In Sexuality, Health and Human Rights (Corrêa, Parker and Petchesky, 2008) we have examined the early 2000’s French controversies, which led to the banning of the use of veils in 2004, as an illustration of the political problems deriving from the attachment to and application un- problematized conceptions of laicité in the following terms:
“…the recent conflict over veiling in France is a story not only of racism and ethnic containment but also of gender and sexual power. Asad’s analysis shows that underlying this controversy is the contest between the French state and the French Islamic communities – both dominated by men and heedless of the desires of young Muslim women – over who shall protect the bodies and sexual virtue of women and girls in public space (2005, p. 4). It is an important argument, since the usual claim on behalf of liberal and feminist values is that any sort of covering, whether hijab or burqa, ‘is a symbol of fanaticism and the submission of women’, thus associating a ban on headscarves or veils with modernity and ending women’s oppression. However, As Ewing (2002) points out, in the name of these liberal values, girls have been forced to violate their beliefs, and some women in France, Turkey, and Germany have lost their jobs as public schoolteachers”.

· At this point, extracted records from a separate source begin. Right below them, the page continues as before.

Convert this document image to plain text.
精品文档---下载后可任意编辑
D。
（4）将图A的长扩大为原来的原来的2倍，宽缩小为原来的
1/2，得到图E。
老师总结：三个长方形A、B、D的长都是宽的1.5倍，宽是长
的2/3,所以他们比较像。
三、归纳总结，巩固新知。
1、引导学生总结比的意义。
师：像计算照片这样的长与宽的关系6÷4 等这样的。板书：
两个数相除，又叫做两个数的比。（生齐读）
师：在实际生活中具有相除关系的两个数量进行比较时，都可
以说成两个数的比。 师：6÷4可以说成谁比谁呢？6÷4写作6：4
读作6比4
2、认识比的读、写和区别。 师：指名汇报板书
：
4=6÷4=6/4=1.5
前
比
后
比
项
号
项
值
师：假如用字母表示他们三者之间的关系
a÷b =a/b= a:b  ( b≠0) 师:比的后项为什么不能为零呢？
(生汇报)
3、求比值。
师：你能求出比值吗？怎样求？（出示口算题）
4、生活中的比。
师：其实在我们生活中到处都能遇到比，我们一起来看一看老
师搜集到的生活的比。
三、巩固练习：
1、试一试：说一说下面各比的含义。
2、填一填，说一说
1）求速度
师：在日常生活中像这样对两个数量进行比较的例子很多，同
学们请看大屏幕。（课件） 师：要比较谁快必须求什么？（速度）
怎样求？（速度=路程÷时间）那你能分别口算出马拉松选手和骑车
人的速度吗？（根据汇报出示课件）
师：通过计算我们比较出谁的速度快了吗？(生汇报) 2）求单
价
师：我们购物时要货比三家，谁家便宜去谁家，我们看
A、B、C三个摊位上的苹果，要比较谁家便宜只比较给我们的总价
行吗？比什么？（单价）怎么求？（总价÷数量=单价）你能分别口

Nothing suggest that since then conflicts and negative effects of veil banning –and related discrimination and violence — have decreased, but the topic has been for some time less visible in global public debates. Since May (2015), however, conflicts surrounding the use of the veil in France and elsewhere have resurfaced in a series of mainstream and alternative press and social media articles. This trail began with a New York Times article that, significantly enough, underlined the negative and discriminatory effects of the 2004 French law earlier appointed by a large number of academic studies. Not surprisingly the article triggered a wave of discussions both in the NYT website and the wider social media.
Two weeks later Tsolin Nalbantian reported in detail in Jadaliyya how she has been harassed and evicted from the Openbare Bibliotheek Amsterdam (OBA) merely because she was covering her head. Then on June, 2nd the new circulated about a US Supreme Court Decision in favor “of a Muslim woman who filed a lawsuit after she was denied a job at the Abercrombie & Fitch clothing chain because she wore a headscarf for religious reasons.”
These news and articles strongly suggest that the veil conflicts are far from unabated in Europe and the US. This should not come as a surprise in light of the growth of Islamophobia after the Paris attacks of January 2015 and the wider wave of xenophobia that is leading to the closure of European borders, not to mention the panic spiralling out of the Da’ish military operations in Iraq and Syria. In this environment — although the US Supreme Court decision — is to be appraised it is not hard to predict that in daily life women who use the veil, either they are Muslims or not, will continue to be targets of ethnocentric violence and discrimination in particular in societies located North of the Equator.